Jednak…By się nie rozpisywać…Porównaj"Gdyby Afryka cała…" z “Hebanem”.Od razu widać jak się zmieniło w Polsce zapotrzebowanie,jak się zmienił ten co zapłaci…
Z przykrością stwierdziłem że nie jestem w stanie mu zaufać…
I do tego te brednie z Cesarza,plus jakieś parapolityczne kurioza z wojny Salwadoru z Hondurasem…
Trzymałem tę książke w rękach i zastanawiałem się,DLACZEGO ludzie za komuny byli aż tak bezkrytyczni?Czy wszystko co zza żelaznej kurtyny,musiało mieć wartość???
Nawet brednie?
W trakcie tej kilkudniowej wojny,zginęło wiecej ludzi niż Pinochet załatwił w dekadzie…A Kapuściński snuje poezje na temat “kul latających”,biednych Indian i krwawego świata z barierami na drogach [dosłownie i w przenośni].No coorva!!!

2 polubienia

Ostatnio pap do artykule o B.Kaczyńskim dała zdjęcie Jarka…każdy jakoś musi gdzieś zaczynać, ale może stażysta z głodu stracił głowę…

Zapotrzebowanie na przeczytanie czegokolwiek co by nie bylo Manifestem Marxa lub propaganda jedynie slusznego ustroju?
Takie egzotyczne, podlane sosem sensacji? Umiejetnie odwracajace uwagę od “slabosci” i stylu zycia rodzimych komuszych elit?

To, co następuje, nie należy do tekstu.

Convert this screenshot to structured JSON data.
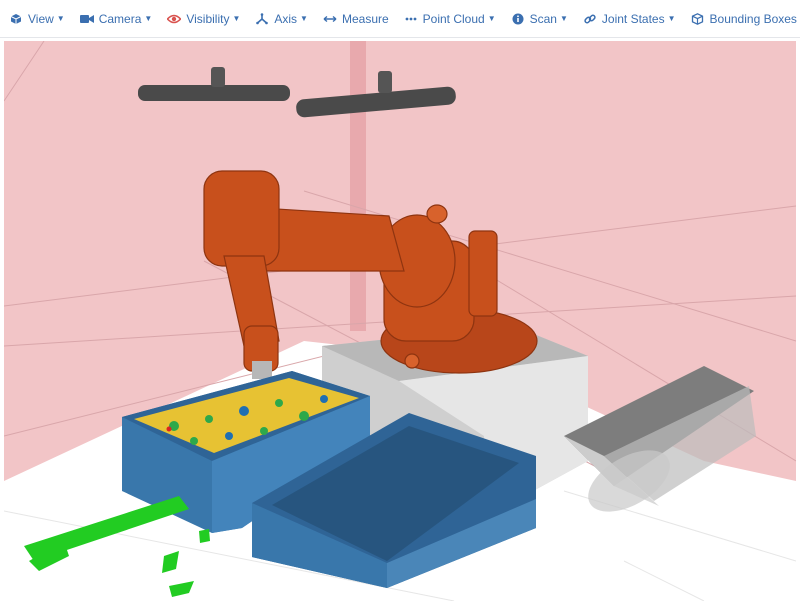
{
  "toolbar": {
    "view": "View",
    "camera": "Camera",
    "visibility": "Visibility",
    "axis": "Axis",
    "measure": "Measure",
    "point_cloud": "Point Cloud",
    "scan": "Scan",
    "joint_states": "Joint States",
    "bounding_boxes": "Bounding Boxes"
  },
  "icons": {
    "view": "cube-icon",
    "camera": "video-camera-icon",
    "visibility": "eye-icon",
    "axis": "axis-icon",
    "measure": "arrows-horizontal-icon",
    "point_cloud": "dots-icon",
    "scan": "info-circle-icon",
    "joint_states": "link-icon",
    "bounding_boxes": "cubes-icon"
  },
  "colors": {
    "toolbar_text": "#3b6fb0",
    "visibility_icon": "#d9534f",
    "robot": "#c8501c",
    "wall": "#f0c4c6",
    "bin": "#3c78ad",
    "conveyor": "#8a8a8a",
    "point_cloud": "#22cc22"
  }
}
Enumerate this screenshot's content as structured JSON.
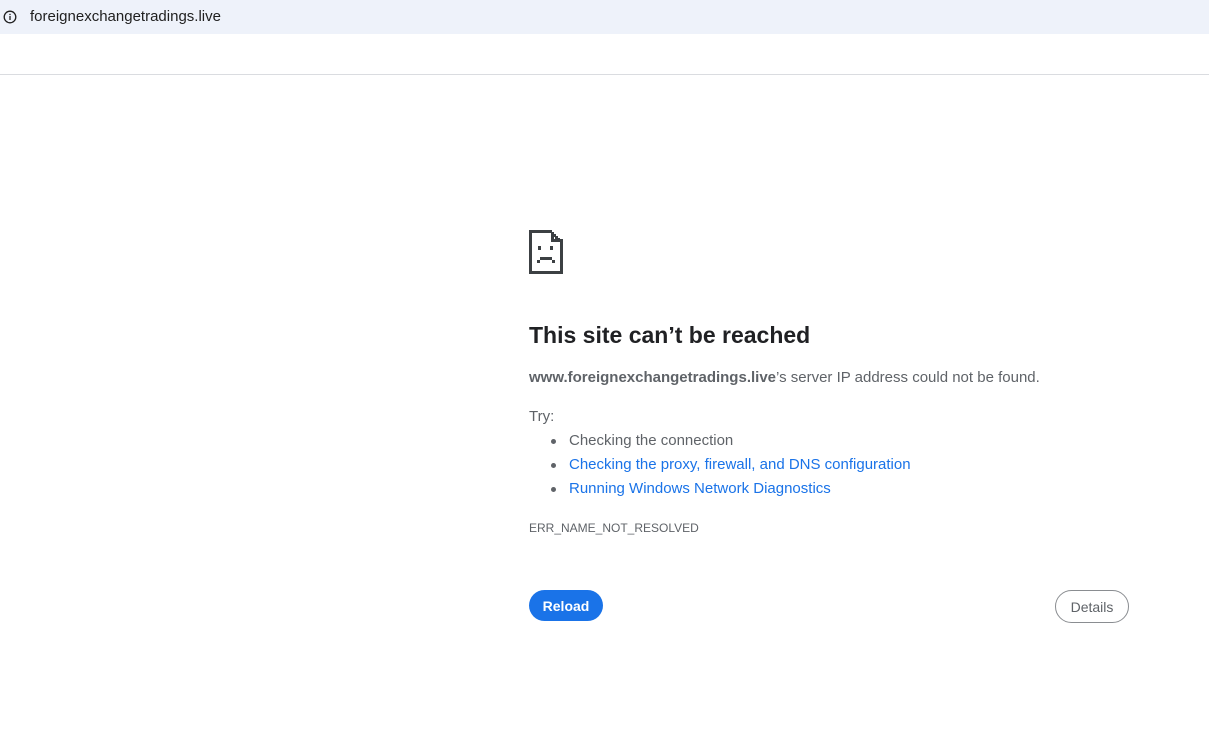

No jeszcze na stoiskach z literatura dla dzieci mozna było kupic basnie Andersena i bajki braci Grimm.
Akurat horrorki dla kilkulatków, prawda?

A Karol May “Winnetou” :slight_smile:

2 polubienia

Milosnikiem Maya byl moj tata.
Miał jeszcze przedwojenne wydania, niestety papier kiepskawy, a i zaczytane mocno. Rozlecialy sie.
Ja tam do dzielnego Winnetou slabosc tez mam.

2 polubienia

Książkę pożyczoną, wyproszoną, czytałam pod ławką na matmie, więc została zarekwirowana. To była rozpacz, bo trzeba oddać, a i doczytać do końca, a pani każe czekać do zebrania z rodzicami. Dziś byłby skandal, że n-l ukradł dziecku książkę :slight_smile:

3 polubienia

May,w świecie który tu rozpatrujemy,był kłamcą.No trudno…
Oczywiście nie każdy podchodził do tematu w sposób sierioznyj ale…Skądś się kiedyś te legendy Wild Westu wzięły,prawda?
Prawda jest taka że większymi okrutnikami od Apaczów byłi jedynie Komancze.Pierwsza połowa XIX wieku to na dobrą sprawę,historia pogranicza,Teksasu,Gór Skalistych,Gór Czarnych [choć to już po 1849].Gdyby nie wynalazki typu S.Colta czy pożniejszy,Winchester,nie byłoby historii jaką znamy.